First of all, you are better off acting as naturally as possible. Find out how job applicants typically dress in this prospective workplace. It may not be how employees dress. If you have not interviewed for many years, there are often classes for people who are preparing to reenter the workplace. They can be a big help.

Whatever you do, you need to be able to present yourself as easily and naturally as you can. If you lack confidence, I strongly suggest you drill being interviewed. Have your spouse or friends be the interviewer and drill many different situations until you feel prepared to do the real thing. Make sure you ask questions that will tell you what the hiring company is really like. This part will build your confidence quickly and may even be fun.

Now, lets set up some interviews.

For practice, you can respond to some interesting ads in the paper or on-line. Do not post your resume on-line and do not spend too much time with with classified ads or headhunters/employment agencies. These are best used as a warm-up for the main event. The truth is that 85% of all job placements is done by personal recommendation. The millions of dollars spent in classified ads and search fees fills less than 15% of all jobs. Chances are, you will get your next job through an acquaintance, a friend of a friend, or someone you meet at a mixer.

Start getting the interview that will get you your next job by telling everyone you know that you are looking for a job as a “…..” If there is a specific employer in mind, add that to what you tell them. When I say everyone, I mean your neighbors and your barber/hairdresser too. You may find that trusted co-workers have all sorts of useful contacts for you. You will be amazed at what turns up! People know so many other people who are looking for someone with your skills.

Use your contacts to set up interviews with the most likely prospects. Call or write letters as appropriate and see if there is interest in what you have to offer. If not, ask if someone else in the company needs your skills. Keep prospecting until you hit gold.

Once the interview is on, get a haircut and a good nights sleep. Arrive on time with a good idea of what you need to find out about this job opportunity. Be friendly and professional, not effusive. You will do best if you ask questions and listen carefully to the answers. Making sure you understand every question asked before you respond to it. Keep your answers short and to the point. Ask as many questions as they do. Satisfy yourself that all of the seven points mentioned in Part 1 are covered. If they are, your interview will probably go well.

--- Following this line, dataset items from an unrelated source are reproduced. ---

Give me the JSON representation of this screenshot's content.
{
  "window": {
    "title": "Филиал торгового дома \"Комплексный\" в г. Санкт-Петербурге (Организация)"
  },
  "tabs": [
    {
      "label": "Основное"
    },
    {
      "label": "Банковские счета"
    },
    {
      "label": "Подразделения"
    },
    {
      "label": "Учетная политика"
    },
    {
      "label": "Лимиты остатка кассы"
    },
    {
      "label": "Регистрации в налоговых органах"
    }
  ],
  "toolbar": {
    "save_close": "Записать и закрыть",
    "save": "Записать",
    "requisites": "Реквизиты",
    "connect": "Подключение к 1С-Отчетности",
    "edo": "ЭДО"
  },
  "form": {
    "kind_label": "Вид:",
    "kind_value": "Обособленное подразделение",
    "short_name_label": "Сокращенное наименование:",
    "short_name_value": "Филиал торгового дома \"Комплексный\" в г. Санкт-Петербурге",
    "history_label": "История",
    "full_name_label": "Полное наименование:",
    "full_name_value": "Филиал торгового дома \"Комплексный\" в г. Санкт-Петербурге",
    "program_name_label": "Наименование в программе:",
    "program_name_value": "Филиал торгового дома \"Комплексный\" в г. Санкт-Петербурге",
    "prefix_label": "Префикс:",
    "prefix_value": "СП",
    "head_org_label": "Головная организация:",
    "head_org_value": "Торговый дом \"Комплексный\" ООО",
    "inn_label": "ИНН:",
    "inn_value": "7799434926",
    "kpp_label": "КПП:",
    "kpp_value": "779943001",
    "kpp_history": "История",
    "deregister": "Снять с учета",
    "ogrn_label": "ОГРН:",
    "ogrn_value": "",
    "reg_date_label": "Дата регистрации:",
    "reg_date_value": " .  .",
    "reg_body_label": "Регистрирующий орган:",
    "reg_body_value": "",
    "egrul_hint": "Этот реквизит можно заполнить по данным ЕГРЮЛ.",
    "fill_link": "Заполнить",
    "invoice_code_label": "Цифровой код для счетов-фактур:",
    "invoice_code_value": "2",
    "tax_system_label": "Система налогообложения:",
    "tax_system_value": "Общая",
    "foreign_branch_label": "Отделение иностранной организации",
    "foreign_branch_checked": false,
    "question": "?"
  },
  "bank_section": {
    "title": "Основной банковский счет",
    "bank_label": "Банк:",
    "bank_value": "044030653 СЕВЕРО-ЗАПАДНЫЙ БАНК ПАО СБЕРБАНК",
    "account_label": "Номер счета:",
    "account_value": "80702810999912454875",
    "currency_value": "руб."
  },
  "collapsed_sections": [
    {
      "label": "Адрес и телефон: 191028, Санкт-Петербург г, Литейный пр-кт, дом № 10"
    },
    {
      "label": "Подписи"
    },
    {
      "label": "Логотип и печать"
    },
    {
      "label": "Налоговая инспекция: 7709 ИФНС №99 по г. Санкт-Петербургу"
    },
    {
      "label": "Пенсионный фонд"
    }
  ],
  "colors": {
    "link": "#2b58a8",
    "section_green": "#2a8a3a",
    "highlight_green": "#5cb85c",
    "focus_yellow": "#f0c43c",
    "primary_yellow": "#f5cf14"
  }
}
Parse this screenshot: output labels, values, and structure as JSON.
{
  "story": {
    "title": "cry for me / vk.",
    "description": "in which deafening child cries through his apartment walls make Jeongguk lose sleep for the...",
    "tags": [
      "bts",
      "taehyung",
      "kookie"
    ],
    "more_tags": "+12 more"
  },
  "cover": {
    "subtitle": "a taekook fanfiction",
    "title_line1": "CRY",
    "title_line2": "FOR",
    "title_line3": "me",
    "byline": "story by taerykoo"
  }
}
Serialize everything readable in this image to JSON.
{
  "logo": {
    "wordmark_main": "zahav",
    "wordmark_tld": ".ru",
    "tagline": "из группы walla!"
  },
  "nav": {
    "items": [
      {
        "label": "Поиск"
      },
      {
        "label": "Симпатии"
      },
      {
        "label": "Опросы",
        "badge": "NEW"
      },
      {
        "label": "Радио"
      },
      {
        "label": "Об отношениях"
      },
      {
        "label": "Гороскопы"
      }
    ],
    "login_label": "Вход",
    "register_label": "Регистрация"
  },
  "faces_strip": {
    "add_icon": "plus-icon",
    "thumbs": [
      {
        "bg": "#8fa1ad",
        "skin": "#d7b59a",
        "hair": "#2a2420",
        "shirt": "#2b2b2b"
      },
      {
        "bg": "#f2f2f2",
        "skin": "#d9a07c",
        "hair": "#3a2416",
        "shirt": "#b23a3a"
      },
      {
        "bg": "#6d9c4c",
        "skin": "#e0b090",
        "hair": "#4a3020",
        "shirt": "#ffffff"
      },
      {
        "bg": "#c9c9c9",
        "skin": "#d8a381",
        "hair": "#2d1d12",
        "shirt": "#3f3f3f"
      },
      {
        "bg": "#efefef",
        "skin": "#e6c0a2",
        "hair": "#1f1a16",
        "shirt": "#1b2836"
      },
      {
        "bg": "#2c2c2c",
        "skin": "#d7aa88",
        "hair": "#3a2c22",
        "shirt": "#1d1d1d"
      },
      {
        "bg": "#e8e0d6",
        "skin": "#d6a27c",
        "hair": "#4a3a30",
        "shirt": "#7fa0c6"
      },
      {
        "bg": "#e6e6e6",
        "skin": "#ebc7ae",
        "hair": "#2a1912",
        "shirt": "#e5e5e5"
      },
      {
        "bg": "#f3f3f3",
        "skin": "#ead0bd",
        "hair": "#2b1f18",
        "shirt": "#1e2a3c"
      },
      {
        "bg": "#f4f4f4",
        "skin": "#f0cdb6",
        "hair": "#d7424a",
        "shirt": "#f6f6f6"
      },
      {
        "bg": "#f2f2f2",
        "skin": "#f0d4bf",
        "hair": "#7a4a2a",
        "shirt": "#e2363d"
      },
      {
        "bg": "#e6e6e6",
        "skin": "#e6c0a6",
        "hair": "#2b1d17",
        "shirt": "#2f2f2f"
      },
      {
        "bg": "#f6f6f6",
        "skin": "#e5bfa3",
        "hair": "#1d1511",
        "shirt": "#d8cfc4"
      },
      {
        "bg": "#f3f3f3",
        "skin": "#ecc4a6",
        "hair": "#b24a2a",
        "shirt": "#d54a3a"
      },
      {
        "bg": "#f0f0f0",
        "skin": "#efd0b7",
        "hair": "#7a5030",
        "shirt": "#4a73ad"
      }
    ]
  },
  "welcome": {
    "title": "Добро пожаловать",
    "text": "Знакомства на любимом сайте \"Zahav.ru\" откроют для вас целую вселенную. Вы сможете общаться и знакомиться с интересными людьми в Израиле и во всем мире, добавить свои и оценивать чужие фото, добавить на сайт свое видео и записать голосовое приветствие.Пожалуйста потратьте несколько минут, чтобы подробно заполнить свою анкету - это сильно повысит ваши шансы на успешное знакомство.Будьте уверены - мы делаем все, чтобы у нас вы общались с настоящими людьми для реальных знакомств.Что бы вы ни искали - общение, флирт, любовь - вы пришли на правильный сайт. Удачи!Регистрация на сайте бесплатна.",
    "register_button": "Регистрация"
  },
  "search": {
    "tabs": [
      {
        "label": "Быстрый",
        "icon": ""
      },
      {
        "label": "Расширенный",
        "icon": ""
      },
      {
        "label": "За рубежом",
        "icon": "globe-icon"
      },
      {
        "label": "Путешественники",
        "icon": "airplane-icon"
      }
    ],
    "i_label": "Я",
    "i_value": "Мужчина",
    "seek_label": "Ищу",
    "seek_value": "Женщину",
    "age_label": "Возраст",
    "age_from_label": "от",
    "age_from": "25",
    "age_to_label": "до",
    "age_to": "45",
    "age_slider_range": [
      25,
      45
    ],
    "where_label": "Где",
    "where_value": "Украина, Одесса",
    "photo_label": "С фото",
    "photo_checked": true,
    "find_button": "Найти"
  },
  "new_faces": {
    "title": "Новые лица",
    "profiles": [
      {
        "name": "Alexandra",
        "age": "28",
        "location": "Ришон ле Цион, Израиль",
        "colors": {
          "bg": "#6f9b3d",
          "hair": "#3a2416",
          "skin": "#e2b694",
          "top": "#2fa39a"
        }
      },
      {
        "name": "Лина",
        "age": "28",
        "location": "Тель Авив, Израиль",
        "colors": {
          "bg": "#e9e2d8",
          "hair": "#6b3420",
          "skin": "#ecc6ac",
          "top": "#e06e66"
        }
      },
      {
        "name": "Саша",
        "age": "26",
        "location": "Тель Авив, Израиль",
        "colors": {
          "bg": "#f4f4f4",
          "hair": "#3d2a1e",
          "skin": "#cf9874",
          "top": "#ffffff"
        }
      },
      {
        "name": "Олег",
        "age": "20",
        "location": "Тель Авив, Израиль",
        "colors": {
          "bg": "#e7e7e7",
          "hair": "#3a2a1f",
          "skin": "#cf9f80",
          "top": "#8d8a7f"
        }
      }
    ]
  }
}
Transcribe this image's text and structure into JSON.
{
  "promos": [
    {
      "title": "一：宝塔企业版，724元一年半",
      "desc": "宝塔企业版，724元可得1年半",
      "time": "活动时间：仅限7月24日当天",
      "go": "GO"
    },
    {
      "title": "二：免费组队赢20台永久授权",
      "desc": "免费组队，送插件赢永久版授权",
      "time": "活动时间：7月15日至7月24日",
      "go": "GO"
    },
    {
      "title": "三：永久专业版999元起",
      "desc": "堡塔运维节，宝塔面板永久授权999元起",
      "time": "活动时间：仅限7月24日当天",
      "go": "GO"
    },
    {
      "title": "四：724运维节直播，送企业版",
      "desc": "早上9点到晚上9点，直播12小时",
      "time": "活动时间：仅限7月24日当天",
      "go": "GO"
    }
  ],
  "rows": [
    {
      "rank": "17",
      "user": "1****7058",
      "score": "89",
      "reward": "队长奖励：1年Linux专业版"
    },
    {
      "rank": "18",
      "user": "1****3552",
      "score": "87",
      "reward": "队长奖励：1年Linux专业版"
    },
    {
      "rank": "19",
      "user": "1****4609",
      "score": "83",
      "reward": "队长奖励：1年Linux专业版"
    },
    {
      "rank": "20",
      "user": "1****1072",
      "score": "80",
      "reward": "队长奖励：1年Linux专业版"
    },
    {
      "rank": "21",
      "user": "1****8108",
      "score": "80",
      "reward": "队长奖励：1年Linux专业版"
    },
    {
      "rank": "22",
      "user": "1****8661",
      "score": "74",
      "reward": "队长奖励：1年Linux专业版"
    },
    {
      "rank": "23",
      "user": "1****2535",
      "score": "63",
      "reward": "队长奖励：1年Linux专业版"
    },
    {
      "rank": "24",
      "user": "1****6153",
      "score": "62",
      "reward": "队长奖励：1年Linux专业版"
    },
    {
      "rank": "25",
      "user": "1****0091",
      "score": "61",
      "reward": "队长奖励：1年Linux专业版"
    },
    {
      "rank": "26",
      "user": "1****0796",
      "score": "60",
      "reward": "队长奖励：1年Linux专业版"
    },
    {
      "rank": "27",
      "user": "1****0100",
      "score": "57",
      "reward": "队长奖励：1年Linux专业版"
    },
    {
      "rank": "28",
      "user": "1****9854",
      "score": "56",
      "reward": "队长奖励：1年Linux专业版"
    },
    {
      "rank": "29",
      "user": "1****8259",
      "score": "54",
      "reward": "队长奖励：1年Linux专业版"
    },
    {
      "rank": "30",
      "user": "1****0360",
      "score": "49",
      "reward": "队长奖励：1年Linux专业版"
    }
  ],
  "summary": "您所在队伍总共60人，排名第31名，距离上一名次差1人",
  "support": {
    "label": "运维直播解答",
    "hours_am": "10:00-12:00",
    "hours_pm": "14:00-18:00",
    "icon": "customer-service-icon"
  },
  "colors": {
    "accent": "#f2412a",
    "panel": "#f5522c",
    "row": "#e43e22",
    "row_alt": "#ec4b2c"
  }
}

One the interview is over, they may ask you to have lunch with tham. That’s when the real interview begins. Do not let down your guard and start sharing your political, religious or other closely held feelings with them. They do not need to know you believe the earth is flat or that the secretarial pool is an executive playground. You merely continue to ask questions about whatever they are asking and confine your comments to business matters if possible. This may also reveal if they have some hidden social or sexual agenda. Just consider that this lunch is where you get to see their other side, the people behind the masks. It will help you decide whether to accept or turn down their offer.

These people may become your best friends in time, but it will not happen overnight. You will do better if you do not share your entire employment history with them. After all, if it was that good, you would still be there. Leave the past alone, except for those experiences which will show you are well prepared for this new job.

If the interview did not go well, figure out if you were unprepared or if the company was missing one of the seven points I mentioned earlier. Get better prepared for the next interview and you will eventually close one successfully.